イーカロスが異変に気づいたのは余りの暑さに汗が滝のように流れ始めた頃であった。羽根を固めていた蝋が熱によって溶け始めていたのだ。イーカロスは狼狽した。既に何本もの羽根が抜け落ち太陽に達するどころか地上に舞い戻ることもできぬように見えたのである。しかし彼が恐れたのは地面に打ち付けられ息絶えることではなかった。「私が空から墜ちれば名工の誉れ高き父の名声に傷をつけることになろう。私が死ぬのは自らの未熟ゆえ致し方ない。しかし父の名を汚すことだけは避けねばならぬ。」イーカロスはクレータに名高い父を辱めることを恐れたのであった。「偉大なる太陽神ヘーリオスよ。これが貴方に対する不敬の報いならば私の命を捧げます。しかしながら父ダイダロスは私のために羽を作っただけなのです。私はいかな責めも甘んじて受け入れます。ただ父は、どうか父には御慈悲をお与えください。」イーカロスが太陽に向かって叫ぶとその心が太陽神に届いたのか暑さが幾分和らいだように感じられた。「太陽神よ感謝します。父よ、母よ、愚かな息子をお許し下さい。イーカロスは己の過信故に死にます。父の羽根の故ではないのです。どうか悲しまれぬよう。天地に遍き神々よ、どうかこのイーカロスの死に様を御照覧あれ。」そう唱えるとイーカロスは羽根を畳み真っ逆さまに墜ちていった。墜ちて、墜ちて、墜ちて、そして遂に地に激突し息絶えた。そのあまりの衝撃に地は揺れ大気は震え獣や木々までもが何事かが起こったのを知らないでは済まないほどであった。
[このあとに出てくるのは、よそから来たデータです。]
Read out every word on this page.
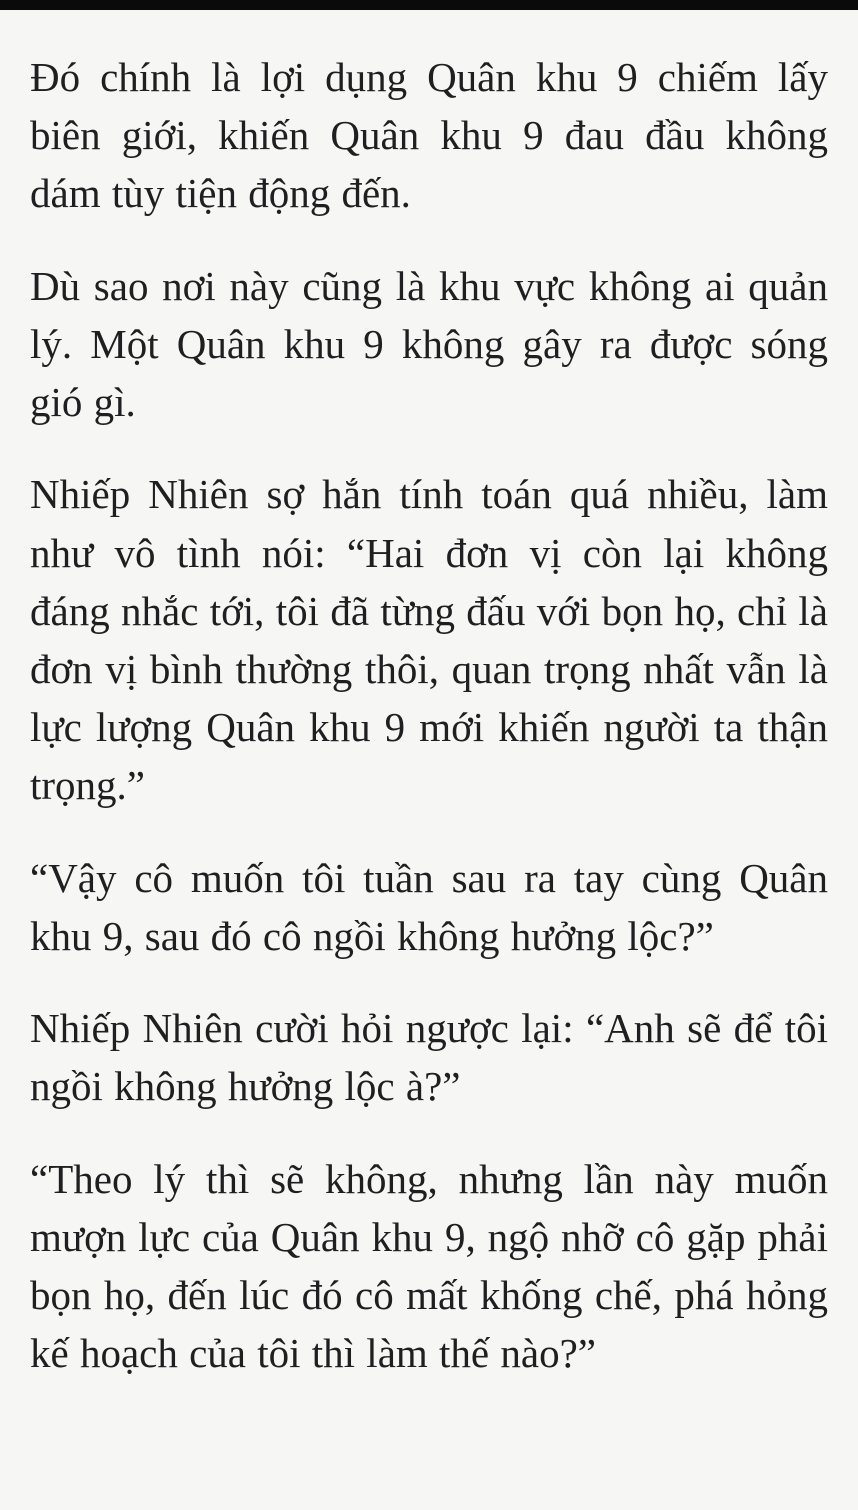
Đó chính là lợi dụng Quân khu 9 chiếm lấy biên giới, khiến Quân khu 9 đau đầu không dám tùy tiện động đến.

Dù sao nơi này cũng là khu vực không ai quản lý. Một Quân khu 9 không gây ra được sóng gió gì.

Nhiếp Nhiên sợ hắn tính toán quá nhiều, làm như vô tình nói: “Hai đơn vị còn lại không đáng nhắc tới, tôi đã từng đấu với bọn họ, chỉ là đơn vị bình thường thôi, quan trọng nhất vẫn là lực lượng Quân khu 9 mới khiến người ta thận trọng.”

“Vậy cô muốn tôi tuần sau ra tay cùng Quân khu 9, sau đó cô ngồi không hưởng lộc?”

Nhiếp Nhiên cười hỏi ngược lại: “Anh sẽ để tôi ngồi không hưởng lộc à?”

“Theo lý thì sẽ không, nhưng lần này muốn mượn lực của Quân khu 9, ngộ nhỡ cô gặp phải bọn họ, đến lúc đó cô mất khống chế, phá hỏng kế hoạch của tôi thì làm thế nào?”
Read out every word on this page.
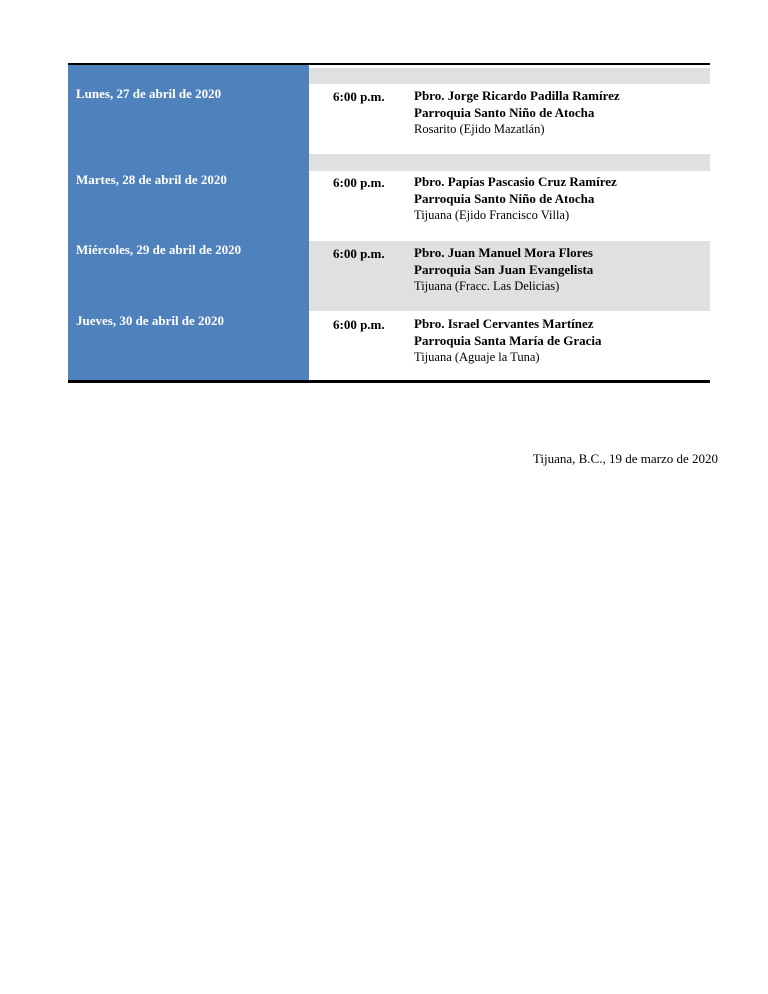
Lunes, 27 de abril de 2020	6:00 p.m. Pbro. Jorge Ricardo Padilla Ramírez
Parroquia Santo Niño de Atocha
Rosarito (Ejido Mazatlán)
Martes, 28 de abril de 2020	6:00 p.m. Pbro. Papías Pascasio Cruz Ramírez
Parroquia Santo Niño de Atocha
Tijuana (Ejido Francisco Villa)
Miércoles, 29 de abril de 2020	6:00 p.m. Pbro. Juan Manuel Mora Flores
Parroquia San Juan Evangelista
Tijuana (Fracc. Las Delicias)
Jueves, 30 de abril de 2020	6:00 p.m. Pbro. Israel Cervantes Martínez
Parroquia Santa María de Gracia
Tijuana (Aguaje la Tuna)
Tijuana, B.C., 19 de marzo de 2020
衝撃が収まるとたちまちに天の使いが現れ方々にイーカロスの死を触れ回っていった。「先刻の轟きはイーカロスの天より墜ちし故なり。太陽神ヘーリオスへの不敬により死ぬることと相成ったが、己の罪を恥じ父の名を惜しむ天晴な死に様であった。翼を作りしはイーカロスの父ダイダロス。天に届きし翼の作り手はダイダロス。天下一の名工なり。」